Therapeutic antibody development company Patrys (ASX:PAB) has announced new preclinical data for its full-sized IgG antibody, PAT-DX3.
The company said results from a new study support the potential to use deoxymabs to deliver small molecule therapeutics and gene editing technologies across the blood-brain barrier to treat various neurological targets and conditions.
The study was conducted by a contract research organisation that radioactively labelled both PAT-DX3 and a control antibody to monitor their relative uptake into various tissues over the course of four days.
The study’s goal was to establish the distribution of PAT-DX3 in a range of different tissues to assist in the selection of future targets and payloads for future potential antibody-drug conjugate (ADC) development programs.
Patrys said the study found that the uptake into the brain of PAT-DX3 was higher than that of a control antibody soon after injection and that this persisted for the duration of the study period.

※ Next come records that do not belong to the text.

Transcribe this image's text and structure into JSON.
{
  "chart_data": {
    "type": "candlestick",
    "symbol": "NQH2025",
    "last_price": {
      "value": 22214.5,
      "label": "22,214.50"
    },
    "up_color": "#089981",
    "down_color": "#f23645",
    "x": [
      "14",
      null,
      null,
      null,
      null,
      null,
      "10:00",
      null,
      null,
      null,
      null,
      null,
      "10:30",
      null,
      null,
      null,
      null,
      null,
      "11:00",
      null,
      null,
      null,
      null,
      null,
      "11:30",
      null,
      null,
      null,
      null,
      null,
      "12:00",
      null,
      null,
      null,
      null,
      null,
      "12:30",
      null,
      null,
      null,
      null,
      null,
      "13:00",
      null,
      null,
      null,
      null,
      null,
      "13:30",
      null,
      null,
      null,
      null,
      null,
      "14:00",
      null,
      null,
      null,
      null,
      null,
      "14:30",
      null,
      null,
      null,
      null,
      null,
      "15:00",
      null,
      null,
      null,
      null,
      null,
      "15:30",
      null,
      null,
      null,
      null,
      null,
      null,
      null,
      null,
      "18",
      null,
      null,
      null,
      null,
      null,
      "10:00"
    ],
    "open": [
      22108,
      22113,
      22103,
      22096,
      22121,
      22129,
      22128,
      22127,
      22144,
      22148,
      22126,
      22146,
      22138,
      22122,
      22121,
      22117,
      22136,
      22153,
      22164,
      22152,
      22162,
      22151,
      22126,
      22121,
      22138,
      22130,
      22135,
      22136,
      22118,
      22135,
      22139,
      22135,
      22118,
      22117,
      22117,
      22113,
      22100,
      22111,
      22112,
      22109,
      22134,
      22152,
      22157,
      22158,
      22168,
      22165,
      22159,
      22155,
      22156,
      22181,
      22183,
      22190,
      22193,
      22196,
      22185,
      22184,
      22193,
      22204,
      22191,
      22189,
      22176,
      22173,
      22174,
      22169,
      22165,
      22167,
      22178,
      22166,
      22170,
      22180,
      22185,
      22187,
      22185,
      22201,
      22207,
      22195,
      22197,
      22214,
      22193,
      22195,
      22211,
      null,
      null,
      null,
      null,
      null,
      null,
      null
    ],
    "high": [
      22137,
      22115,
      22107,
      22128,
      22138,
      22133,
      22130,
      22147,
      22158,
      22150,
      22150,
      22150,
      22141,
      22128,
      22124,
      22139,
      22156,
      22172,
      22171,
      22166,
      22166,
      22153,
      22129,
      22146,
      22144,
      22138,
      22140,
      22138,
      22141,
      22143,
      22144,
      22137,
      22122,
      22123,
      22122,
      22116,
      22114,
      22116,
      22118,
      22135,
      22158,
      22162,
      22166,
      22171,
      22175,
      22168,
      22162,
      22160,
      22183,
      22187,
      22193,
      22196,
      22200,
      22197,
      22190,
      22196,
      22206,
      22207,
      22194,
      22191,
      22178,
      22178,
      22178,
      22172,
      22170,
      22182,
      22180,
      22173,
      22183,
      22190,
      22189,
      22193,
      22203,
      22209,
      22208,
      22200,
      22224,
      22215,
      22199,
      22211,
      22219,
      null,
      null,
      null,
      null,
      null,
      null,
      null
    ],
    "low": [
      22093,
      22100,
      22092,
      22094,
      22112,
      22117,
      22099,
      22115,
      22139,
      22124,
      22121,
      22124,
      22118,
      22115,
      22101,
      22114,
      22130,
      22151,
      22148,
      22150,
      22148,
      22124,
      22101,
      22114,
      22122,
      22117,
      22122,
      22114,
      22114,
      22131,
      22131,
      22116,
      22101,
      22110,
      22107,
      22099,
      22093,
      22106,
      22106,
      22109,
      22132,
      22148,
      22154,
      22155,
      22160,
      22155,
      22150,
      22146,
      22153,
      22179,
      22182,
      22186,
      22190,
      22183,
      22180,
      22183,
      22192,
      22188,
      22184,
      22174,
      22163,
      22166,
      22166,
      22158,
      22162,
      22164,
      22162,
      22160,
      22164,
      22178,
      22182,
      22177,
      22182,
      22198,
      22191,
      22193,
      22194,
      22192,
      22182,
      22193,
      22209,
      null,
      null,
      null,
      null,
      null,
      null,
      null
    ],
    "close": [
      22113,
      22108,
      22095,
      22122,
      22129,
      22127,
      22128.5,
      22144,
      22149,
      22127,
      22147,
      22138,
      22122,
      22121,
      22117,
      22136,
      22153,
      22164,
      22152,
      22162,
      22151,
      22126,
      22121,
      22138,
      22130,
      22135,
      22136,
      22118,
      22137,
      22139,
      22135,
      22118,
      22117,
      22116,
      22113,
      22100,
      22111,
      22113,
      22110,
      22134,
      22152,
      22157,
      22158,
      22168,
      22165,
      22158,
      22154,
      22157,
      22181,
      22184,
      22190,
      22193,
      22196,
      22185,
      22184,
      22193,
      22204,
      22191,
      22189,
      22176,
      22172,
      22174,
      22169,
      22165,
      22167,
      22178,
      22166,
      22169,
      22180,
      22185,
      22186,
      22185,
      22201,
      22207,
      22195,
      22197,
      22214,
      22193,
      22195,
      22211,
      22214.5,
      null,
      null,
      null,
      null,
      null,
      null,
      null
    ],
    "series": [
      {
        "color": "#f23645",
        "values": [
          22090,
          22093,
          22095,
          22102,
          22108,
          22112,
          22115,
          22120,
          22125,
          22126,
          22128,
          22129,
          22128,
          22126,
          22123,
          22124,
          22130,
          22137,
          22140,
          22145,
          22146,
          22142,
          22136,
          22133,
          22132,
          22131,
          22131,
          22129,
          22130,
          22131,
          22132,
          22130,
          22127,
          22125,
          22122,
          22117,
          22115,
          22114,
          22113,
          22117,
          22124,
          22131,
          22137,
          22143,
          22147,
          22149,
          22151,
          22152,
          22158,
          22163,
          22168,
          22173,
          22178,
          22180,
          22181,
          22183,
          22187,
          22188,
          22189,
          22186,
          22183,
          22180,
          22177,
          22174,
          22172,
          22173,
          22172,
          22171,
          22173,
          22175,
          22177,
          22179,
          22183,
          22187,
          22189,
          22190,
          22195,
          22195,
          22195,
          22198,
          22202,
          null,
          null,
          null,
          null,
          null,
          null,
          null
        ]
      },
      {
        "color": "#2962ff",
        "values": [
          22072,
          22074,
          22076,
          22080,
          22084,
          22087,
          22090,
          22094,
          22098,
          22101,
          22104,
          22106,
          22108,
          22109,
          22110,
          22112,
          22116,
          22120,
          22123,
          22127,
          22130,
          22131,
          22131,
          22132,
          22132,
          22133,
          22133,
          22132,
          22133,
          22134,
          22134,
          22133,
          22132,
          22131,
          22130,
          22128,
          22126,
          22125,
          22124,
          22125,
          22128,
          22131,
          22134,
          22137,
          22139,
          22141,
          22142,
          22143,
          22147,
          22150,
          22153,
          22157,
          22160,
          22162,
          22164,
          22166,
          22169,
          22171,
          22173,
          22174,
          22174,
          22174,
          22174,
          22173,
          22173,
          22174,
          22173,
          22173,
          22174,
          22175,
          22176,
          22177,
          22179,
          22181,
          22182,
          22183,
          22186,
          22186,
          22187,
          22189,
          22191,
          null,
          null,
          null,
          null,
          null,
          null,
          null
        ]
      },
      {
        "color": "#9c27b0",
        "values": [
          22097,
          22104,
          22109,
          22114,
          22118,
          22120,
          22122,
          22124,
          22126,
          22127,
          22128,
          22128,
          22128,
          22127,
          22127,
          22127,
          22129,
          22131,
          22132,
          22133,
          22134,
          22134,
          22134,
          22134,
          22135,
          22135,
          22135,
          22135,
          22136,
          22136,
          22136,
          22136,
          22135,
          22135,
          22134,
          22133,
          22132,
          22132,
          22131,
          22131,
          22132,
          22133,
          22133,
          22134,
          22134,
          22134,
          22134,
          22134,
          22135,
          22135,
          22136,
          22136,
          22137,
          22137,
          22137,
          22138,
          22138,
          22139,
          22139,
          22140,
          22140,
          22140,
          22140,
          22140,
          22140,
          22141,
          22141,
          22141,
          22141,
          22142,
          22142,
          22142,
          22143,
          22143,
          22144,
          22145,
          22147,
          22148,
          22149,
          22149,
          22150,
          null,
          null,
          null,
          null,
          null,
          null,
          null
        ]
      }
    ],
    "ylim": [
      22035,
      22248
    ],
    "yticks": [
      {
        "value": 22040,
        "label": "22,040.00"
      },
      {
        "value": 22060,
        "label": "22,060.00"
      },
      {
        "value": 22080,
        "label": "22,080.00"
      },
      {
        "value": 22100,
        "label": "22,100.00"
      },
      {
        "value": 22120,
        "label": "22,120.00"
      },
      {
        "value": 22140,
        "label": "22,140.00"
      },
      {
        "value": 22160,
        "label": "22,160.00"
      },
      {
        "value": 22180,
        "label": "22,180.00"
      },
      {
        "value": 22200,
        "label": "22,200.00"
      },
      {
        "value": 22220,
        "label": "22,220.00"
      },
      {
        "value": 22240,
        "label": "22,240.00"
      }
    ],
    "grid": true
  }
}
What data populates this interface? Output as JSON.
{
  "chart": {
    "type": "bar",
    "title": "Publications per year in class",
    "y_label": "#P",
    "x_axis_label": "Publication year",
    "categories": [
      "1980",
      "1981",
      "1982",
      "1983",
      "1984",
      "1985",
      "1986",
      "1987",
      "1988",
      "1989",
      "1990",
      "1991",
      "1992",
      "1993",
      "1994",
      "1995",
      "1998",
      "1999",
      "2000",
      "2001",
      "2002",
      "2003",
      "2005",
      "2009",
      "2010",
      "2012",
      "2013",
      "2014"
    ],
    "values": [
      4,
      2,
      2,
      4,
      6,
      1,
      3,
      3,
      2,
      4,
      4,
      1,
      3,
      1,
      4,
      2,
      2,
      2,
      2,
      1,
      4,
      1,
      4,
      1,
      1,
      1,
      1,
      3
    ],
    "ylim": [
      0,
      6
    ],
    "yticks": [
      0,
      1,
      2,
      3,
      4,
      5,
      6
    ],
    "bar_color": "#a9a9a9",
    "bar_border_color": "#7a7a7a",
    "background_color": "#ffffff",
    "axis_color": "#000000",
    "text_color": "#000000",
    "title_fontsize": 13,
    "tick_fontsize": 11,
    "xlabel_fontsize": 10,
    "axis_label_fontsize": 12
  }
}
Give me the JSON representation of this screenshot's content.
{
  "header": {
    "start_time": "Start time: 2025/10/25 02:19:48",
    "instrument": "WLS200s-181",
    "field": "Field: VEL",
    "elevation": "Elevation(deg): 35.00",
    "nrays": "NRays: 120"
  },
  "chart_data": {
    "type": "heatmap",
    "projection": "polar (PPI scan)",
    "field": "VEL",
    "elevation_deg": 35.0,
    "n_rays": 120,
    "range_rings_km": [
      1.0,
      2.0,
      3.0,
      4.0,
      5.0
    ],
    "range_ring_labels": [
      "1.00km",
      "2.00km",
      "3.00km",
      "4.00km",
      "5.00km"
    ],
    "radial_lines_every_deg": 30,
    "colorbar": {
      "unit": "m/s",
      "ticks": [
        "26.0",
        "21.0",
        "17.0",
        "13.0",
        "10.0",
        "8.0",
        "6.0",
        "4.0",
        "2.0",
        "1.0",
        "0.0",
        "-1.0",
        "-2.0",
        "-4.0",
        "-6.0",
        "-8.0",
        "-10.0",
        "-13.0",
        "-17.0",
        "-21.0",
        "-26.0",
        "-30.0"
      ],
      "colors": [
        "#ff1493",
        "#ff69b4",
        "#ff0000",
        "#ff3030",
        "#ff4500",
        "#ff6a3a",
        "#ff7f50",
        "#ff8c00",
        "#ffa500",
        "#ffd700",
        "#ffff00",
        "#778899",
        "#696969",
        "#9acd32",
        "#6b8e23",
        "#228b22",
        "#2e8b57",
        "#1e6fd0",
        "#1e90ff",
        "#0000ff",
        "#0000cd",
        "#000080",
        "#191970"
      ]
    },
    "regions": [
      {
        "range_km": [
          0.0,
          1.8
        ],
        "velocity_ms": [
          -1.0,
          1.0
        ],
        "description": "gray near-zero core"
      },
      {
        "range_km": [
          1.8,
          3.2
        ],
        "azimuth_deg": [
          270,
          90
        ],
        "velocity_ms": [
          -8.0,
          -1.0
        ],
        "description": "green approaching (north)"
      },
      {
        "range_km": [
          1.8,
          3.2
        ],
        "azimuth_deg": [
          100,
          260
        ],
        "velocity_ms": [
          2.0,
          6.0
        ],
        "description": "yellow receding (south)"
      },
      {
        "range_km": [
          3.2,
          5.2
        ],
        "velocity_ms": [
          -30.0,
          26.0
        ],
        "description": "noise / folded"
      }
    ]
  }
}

"The area under the curve (AUC) of PAT-DX3, a measurement of overall drug exposure, was approximately seven times greater for PAT-DX3 than it was for the control antibody in this study, with significant concentrations of antibody still in the brain after four days," said the company.
"The ability of PAT-DX3 to cross the blood-brain barrier is consistent with current data which indicates that Patrys’ deoxymabs enter cells using the ENT2 transporter protein; a protein which is highly expressed in the neural vasculature."
Elevated levels of PAT-DX3 were found in brain tissue but not in a range of other tissues including the lung, the liver and the thyroid adding further support to this proposed mechanism for crossing the blood-brain barrier.
Patrys CEO and managing director Dr James Campbell said, “This is an important result that opens up a range of potential applications for Patrys and its development partners. PAT-DX3 appears to outperform antibodies specifically developed by other companies for the delivery of payloads to brain tissue.
"Unlike deoxymabs, none of these other antibodies are able to deliver their payloads into the cell and the cell nucleus. These properties open up a range of applications for using deoxymabs to deliver small molecule therapeutics and gene editing technologies directed to various neurological targets and conditions. As we advance PAT-DX1 towards the first clinical trial in cancer patients in H2 CY2023, it is very exciting for Patrys to be able to identify additional applications for PAT-DX3 that may open up new development or partnering opportunities for the company.”